The government of Norway adopted a long term plan back in December 2017, to expand the potential of the land forces. The assumption is to further expand the investment in the area of direct air defence assets used by the Army. Oslo is willing to introduce NASAMS-derived mobile air defence system into use, with the launchers based on HMMWV and M113 platforms. AIM-120 AMRAAM and IRIS-T would be employed by the effectors. Armoured potential is also seen as a priority area within the scope of modernization efforts.
Originally, the fleet of 50 Leopard 2A4 NO main battle tanks was to undergo upgrades. However, no relevant decisions within the said scope have been made as of yet. Upgrading the Leopard tanks is being considered in parallel with acquisition of a new main battle tank.
The statement issued by the Norwegian MoD suggests that soon, a wider scheme for procurement would be developed, considering a variety of solutions and amounts that could be involved. However, the representative of the MoD added: “The Parliament decided that a modern MBT capability shall be maintained in the future. A MBT capability is included in the long term plan. What type of MBT is yet to be determined.”

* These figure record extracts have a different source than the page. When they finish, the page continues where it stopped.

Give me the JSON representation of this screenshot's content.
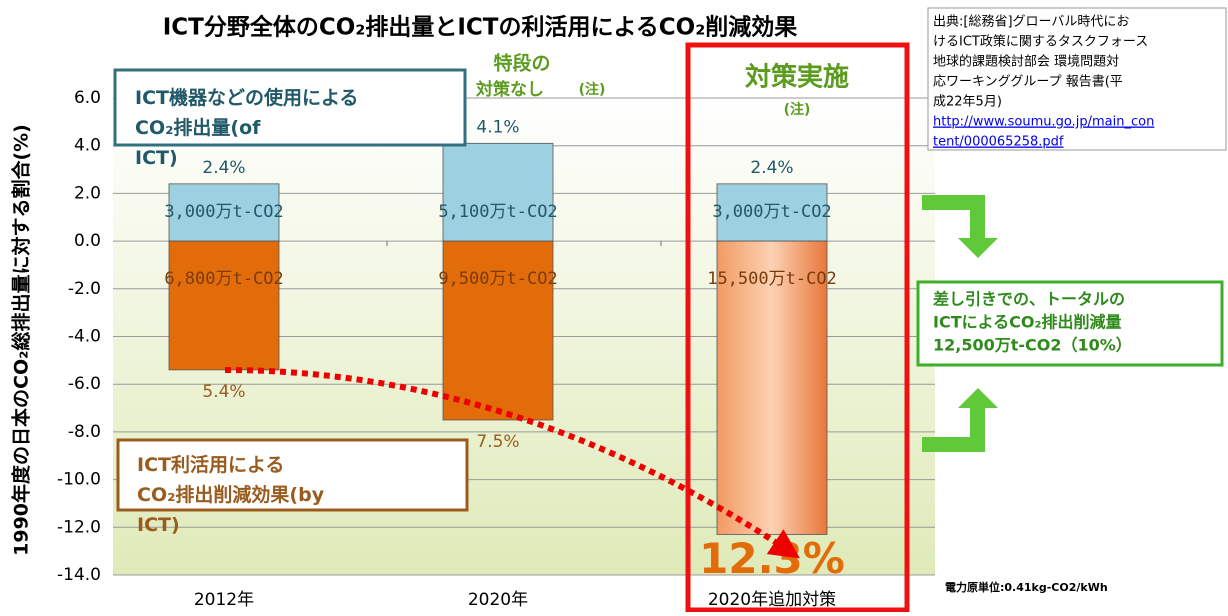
{
  "chart_data": {
    "type": "bar",
    "title": "ICT分野全体のCO₂排出量とICTの利活用によるCO₂削減効果",
    "y_label": "1990年度の日本のCO₂総排出量に対する割合(%)",
    "categories": [
      "2012年",
      "2020年",
      "2020年追加対策"
    ],
    "series": [
      {
        "name": "ICT機器などの使用による CO₂排出量(of ICT)",
        "color": "#9dd0e0",
        "values": [
          2.4,
          4.1,
          2.4
        ],
        "value_labels": [
          "2.4%",
          "4.1%",
          "2.4%"
        ],
        "amount_labels": [
          "3,000万t-CO2",
          "5,100万t-CO2",
          "3,000万t-CO2"
        ]
      },
      {
        "name": "ICT利活用による CO₂排出削減効果(by ICT)",
        "color": "#e36c0a",
        "values": [
          -5.4,
          -7.5,
          -12.3
        ],
        "value_labels": [
          "5.4%",
          "7.5%",
          "12.3%"
        ],
        "amount_labels": [
          "6,800万t-CO2",
          "9,500万t-CO2",
          "15,500万t-CO2"
        ]
      }
    ],
    "ylim": [
      -14,
      6
    ],
    "yticks": [
      {
        "value": 6,
        "label": "6.0"
      },
      {
        "value": 4,
        "label": "4.0"
      },
      {
        "value": 2,
        "label": "2.0"
      },
      {
        "value": 0,
        "label": "0.0"
      },
      {
        "value": -2,
        "label": "-2.0"
      },
      {
        "value": -4,
        "label": "-4.0"
      },
      {
        "value": -6,
        "label": "-6.0"
      },
      {
        "value": -8,
        "label": "-8.0"
      },
      {
        "value": -10,
        "label": "-10.0"
      },
      {
        "value": -12,
        "label": "-12.0"
      },
      {
        "value": -14,
        "label": "-14.0"
      }
    ],
    "grid": true,
    "annotations": {
      "no_measure": [
        "特段の",
        "対策なし",
        "(注)"
      ],
      "measure": [
        "対策実施",
        "(注)"
      ],
      "source": [
        "出典:[総務省]グローバル時代にお",
        "けるICT政策に関するタスクフォース",
        "地球的課題検討部会 環境問題対",
        "応ワーキンググループ 報告書(平",
        "成22年5月)"
      ],
      "source_url": [
        "http://www.soumu.go.jp/main_con",
        "tent/000065258.pdf"
      ],
      "total": [
        "差し引きでの、トータルの",
        "ICTによるCO₂排出削減量",
        "12,500万t-CO2（10%）"
      ],
      "unit_note": "電力原単位:0.41kg-CO2/kWh"
    }
  }
}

Lars Gjemble, when referring to the date of potential withdrawal of the Norwegian Leopard 2 tanks, stressed that “Several European nations plan to keep the Leopard 2 MBT well into the next decade, possibly in to the 2030-ies. This is also an alternative for Norway to consider.”

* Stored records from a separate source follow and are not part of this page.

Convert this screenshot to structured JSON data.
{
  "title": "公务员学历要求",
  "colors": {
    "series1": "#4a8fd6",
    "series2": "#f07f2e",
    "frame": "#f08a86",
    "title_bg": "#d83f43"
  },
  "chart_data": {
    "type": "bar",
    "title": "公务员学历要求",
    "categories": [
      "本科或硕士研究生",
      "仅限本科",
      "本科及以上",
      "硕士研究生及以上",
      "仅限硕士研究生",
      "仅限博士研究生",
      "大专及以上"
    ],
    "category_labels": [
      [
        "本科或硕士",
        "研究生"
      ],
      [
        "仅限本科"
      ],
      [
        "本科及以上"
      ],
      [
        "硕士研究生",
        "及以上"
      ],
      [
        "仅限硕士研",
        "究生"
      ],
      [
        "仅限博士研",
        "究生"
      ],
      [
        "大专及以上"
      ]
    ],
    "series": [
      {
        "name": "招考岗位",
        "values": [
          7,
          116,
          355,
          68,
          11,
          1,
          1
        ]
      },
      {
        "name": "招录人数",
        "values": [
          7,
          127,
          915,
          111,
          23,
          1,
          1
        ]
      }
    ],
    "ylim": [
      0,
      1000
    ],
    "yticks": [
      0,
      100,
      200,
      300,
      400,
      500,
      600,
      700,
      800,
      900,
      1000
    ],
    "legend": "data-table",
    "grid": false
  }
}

Gjemble added that “a timeframe for a contract signature is not yet decided. It remains to see if the Leopard is selected as the MBT platform for the future”.
The Norwegian MoD is willing to give consideration to a variety of options, when it comes to the MBTs domain. Maintaining the tanks in the active service and in-depth upgrades as well as acquisition of a new platform are both considered to be viable here. The Norwegian decision is yet another symptom of a main battle tanks’/land forces’ renaissance.

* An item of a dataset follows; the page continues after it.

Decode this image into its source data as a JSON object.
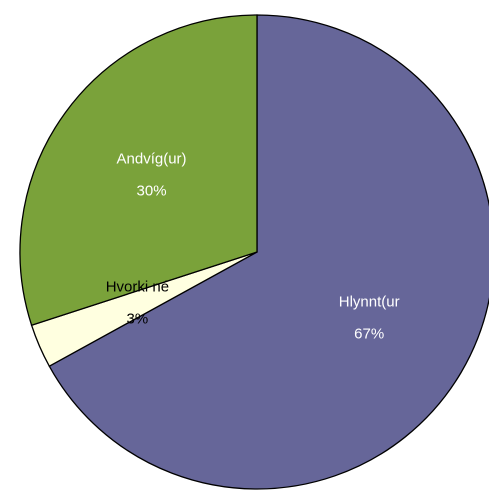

Back in December Oslo acquired 24 Korean-made K9 howitzers, and since several years the Norwegians have been receiving and modernizing the CV-90 IFVs. The Norwegian heavy vehicles inventory kit would also be complemented with main battle tanks.
Denmark and Sweden are enhancing their armoured potential too, quantitatively and qualitatively. Both countries mentioned above utilize upgraded Leopard 2 platforms in a variety of derivatives. The quantity of tanks remaining in the active service is expected to be significantly higher though. Germany decided to reintroduce a certain number of 2A7V-upgraded 2A4 Leopards into use. A relevant contract covering the matter was signed last year.
Norway, on the other hand, decided to maintain the modern main battle tanks and to restart the modernization. Oslo admits that both upgrade (which had been planned earlier) as well as procurement of an undefined platform are being considered.
Regardless of the above, one thing remains certain. The evolution of the European security and analysis of the course of the recent conflicts spark intense interest in the conventional main battle tank platform, also in case of the Armed Forces that so far were focused on deployments.